Patents are one of the few things that level the playing field between small and larger businesses

By Dan McComb

Posted Wednesday, March 14th, 2007

Biznik member Jim Ruttler, who is a patent attorney, is hosting a workshop on Thursday that will be a great opportunity to learn the whys, ifs, and how-muches of patents. If you’ve ever wondered, “aren’t patents just for inventors like Alexander Graham Bell?” or, “is my idea or business process something patentable?” or “what exactly is a patent and why would I want one?” then this is your chance. Biznik’s intellectual property attorney Danny Bronski has this to say about Jim’s event:

“I just signed up for this event and see that there are a few spots left. It would be a tragedy if this didn’t fill up, in my opinion, because this will be one of the most valuable Biznik events yet. Hundreds of thousands of dollars can swing in the balance of getting the right patent — patents are one of the few things that level the playing field between small and larger businesses. Jim is really good at simplifying this area of law to help entrepreneurs and businesses think more strategically about what and whether to patent.”

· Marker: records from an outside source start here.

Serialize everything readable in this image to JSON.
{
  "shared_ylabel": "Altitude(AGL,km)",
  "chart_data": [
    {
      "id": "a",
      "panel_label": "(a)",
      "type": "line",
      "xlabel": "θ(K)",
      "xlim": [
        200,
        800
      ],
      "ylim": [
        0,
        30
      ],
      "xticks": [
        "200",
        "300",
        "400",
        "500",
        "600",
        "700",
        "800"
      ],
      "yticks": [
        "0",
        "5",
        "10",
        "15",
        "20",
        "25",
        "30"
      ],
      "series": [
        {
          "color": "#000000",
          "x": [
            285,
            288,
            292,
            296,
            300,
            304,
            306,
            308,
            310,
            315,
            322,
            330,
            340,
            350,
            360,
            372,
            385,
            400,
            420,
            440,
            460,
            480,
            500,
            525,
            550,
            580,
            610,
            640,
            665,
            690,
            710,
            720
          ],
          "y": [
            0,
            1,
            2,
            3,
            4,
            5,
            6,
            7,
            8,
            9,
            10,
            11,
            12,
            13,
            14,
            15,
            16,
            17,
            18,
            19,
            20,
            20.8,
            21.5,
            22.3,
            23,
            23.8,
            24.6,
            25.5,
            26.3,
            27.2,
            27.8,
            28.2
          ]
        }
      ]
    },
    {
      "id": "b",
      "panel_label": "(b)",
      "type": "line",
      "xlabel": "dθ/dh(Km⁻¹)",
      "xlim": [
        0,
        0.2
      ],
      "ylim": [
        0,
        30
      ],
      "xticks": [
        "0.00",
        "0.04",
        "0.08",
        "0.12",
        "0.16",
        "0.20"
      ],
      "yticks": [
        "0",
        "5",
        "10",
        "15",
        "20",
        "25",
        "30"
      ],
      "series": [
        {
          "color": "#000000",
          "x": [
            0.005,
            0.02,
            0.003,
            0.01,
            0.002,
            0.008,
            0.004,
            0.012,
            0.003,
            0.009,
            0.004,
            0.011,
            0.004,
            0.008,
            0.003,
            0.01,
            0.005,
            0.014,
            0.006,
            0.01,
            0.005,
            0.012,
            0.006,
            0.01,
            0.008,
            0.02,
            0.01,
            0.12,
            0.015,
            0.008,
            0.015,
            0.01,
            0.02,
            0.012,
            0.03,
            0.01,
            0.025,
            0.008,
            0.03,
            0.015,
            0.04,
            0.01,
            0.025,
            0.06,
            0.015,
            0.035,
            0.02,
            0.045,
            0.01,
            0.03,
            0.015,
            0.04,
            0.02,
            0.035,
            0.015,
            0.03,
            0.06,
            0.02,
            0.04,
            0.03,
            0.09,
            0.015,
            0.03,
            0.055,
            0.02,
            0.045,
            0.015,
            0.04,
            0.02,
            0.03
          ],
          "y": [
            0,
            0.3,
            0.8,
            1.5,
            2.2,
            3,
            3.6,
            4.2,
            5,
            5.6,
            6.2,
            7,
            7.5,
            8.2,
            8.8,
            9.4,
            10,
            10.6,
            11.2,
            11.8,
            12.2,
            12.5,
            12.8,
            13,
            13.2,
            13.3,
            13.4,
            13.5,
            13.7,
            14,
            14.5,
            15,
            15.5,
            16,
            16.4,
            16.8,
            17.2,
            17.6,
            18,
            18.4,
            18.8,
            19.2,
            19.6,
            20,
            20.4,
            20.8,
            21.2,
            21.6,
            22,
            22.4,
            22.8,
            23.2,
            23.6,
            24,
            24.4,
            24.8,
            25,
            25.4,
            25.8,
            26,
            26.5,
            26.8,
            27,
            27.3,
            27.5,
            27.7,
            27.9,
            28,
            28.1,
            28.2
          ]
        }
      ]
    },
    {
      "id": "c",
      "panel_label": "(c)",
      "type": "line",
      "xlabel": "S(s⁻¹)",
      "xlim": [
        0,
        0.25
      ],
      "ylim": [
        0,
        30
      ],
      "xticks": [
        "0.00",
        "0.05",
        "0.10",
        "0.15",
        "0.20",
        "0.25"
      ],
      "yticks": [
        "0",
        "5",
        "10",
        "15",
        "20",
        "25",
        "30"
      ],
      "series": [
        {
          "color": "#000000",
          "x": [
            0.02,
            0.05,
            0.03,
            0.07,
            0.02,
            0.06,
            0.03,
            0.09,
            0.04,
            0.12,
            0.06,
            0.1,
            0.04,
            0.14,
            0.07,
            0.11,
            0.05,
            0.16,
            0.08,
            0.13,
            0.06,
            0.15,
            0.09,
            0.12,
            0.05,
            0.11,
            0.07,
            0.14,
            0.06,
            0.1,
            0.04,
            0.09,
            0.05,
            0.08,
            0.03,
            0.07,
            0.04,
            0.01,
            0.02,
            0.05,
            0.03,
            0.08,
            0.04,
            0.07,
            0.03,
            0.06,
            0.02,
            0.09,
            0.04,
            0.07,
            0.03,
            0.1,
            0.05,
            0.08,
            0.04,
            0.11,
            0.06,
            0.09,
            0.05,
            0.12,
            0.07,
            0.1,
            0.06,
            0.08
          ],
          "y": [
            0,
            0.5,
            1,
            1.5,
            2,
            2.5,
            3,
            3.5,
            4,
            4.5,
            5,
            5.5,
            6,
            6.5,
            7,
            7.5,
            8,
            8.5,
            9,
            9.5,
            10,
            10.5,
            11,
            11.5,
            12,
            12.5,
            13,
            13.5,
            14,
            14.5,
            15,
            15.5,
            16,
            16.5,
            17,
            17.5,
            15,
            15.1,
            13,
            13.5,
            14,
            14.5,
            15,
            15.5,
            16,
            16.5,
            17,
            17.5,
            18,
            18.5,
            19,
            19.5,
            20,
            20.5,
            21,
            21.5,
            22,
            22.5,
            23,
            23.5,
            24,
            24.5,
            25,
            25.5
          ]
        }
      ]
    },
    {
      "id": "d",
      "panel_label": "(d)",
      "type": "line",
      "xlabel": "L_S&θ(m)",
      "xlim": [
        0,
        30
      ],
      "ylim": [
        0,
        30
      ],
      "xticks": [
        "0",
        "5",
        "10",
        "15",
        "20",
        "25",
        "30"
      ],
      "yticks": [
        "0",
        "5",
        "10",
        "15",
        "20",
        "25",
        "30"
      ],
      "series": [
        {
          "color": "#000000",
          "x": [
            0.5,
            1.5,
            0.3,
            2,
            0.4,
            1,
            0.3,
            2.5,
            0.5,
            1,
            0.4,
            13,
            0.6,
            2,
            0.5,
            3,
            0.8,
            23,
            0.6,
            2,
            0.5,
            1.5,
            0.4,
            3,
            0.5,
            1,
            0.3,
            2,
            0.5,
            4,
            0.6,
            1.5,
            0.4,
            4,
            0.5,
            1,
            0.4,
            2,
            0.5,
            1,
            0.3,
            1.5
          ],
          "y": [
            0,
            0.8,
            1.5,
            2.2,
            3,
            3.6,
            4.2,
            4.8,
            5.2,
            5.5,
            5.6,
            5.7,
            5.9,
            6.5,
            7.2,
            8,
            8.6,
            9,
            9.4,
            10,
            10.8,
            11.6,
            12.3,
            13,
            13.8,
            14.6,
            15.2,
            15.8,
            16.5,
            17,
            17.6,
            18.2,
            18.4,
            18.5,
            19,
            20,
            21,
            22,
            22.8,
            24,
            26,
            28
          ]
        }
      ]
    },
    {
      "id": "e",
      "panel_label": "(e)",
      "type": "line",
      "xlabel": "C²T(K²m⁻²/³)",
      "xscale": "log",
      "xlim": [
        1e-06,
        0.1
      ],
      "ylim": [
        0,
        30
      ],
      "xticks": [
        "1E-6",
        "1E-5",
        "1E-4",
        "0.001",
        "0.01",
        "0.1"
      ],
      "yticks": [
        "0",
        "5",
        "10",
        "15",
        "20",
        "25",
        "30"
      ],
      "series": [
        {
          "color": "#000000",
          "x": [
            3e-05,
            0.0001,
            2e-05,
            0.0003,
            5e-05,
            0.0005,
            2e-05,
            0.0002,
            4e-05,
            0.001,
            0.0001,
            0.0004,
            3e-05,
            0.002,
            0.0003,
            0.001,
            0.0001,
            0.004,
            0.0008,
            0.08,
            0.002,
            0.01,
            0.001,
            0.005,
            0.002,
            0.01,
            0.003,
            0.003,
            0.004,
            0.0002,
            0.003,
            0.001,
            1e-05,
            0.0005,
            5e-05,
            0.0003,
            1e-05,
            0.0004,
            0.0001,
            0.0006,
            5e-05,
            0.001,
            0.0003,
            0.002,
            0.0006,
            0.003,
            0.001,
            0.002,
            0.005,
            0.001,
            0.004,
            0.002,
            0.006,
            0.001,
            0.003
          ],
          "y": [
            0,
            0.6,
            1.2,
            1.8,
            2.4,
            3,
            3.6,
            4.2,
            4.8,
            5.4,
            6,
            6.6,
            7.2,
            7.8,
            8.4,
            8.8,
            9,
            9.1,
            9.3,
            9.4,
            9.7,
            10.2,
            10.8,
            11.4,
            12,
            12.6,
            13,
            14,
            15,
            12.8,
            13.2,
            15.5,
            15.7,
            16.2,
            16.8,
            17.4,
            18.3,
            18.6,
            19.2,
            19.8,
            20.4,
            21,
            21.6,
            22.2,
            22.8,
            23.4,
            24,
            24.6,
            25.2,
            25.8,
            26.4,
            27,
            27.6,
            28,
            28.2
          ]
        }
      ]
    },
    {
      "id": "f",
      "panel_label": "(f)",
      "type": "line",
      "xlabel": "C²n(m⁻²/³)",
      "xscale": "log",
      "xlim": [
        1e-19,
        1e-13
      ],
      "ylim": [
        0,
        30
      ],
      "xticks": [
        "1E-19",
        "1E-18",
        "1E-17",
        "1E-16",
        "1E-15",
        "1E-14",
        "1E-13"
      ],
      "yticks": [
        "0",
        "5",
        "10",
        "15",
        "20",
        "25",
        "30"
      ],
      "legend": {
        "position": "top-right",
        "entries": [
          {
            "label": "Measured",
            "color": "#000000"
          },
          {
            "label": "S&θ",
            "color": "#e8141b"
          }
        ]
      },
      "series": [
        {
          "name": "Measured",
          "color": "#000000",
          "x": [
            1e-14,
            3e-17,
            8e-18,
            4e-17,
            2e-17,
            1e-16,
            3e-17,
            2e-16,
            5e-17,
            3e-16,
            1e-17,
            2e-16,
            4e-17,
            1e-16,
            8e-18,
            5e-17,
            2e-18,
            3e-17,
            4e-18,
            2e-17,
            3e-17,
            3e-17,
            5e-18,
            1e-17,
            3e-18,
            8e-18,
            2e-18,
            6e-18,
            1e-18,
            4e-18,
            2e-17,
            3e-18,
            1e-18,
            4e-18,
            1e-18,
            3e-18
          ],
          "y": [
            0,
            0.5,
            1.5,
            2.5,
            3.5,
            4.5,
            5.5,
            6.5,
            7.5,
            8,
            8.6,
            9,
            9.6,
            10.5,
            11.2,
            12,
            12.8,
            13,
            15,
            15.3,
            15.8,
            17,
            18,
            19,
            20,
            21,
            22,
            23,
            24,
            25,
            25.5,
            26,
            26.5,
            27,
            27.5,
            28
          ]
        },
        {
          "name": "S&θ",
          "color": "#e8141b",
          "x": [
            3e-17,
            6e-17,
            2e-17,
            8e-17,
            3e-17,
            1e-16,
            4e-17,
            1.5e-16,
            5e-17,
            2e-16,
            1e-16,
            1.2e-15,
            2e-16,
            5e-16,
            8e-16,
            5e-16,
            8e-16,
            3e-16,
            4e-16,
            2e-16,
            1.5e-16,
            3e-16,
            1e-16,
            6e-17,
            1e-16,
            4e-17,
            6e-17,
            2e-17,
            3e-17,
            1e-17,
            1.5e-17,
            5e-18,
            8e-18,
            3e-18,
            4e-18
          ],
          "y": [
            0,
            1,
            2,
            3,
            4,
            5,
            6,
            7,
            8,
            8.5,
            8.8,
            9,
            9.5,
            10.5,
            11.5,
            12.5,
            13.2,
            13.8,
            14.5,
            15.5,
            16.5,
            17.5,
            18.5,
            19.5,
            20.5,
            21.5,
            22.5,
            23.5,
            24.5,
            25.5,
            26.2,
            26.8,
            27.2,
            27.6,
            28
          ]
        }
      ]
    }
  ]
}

2 Responses to “Patents are one of the few things that level the playing field between small and larger businesses”

  1. Cere Davis Says:

    I just got back from this event. I totally ruled! Packed with useful info, without the legal bull!%^&$! one might fear.

    Best use of 25 bucks I’ve spent in a long time!

    -Cere

  2. Lara Feltin Says:

    I attended the class too and I agree with Cere – that’s it’s some of the best $25 you can spend on your business if your business is even remotely doing something innovative or original.

    For some reason I thought that the reason the only people I hever heard talking about patents were my friends who work at big companies like Microsoft was because the patent process began around $100K and was too cost-prohibitive for most bootstrapping micro-preneurs. That’s not always the case as we learned from Jim. And in many cases the smartest thing you can do is to file a provisional application as soon as possible, then see if you’ve got a market for your invention because you’ve got 12 months before you need to file the non-provisional and make it official. Once a product has been in the public domain for more than a year, you could lose rights to it if it becomes the “public’s invention”.

    (I’m no patent lawyer – so I better stop there!)

    I highly recommend signing up for Jim’s class, if he offers another one – or looking for him at the Seattle BizJam on June 9.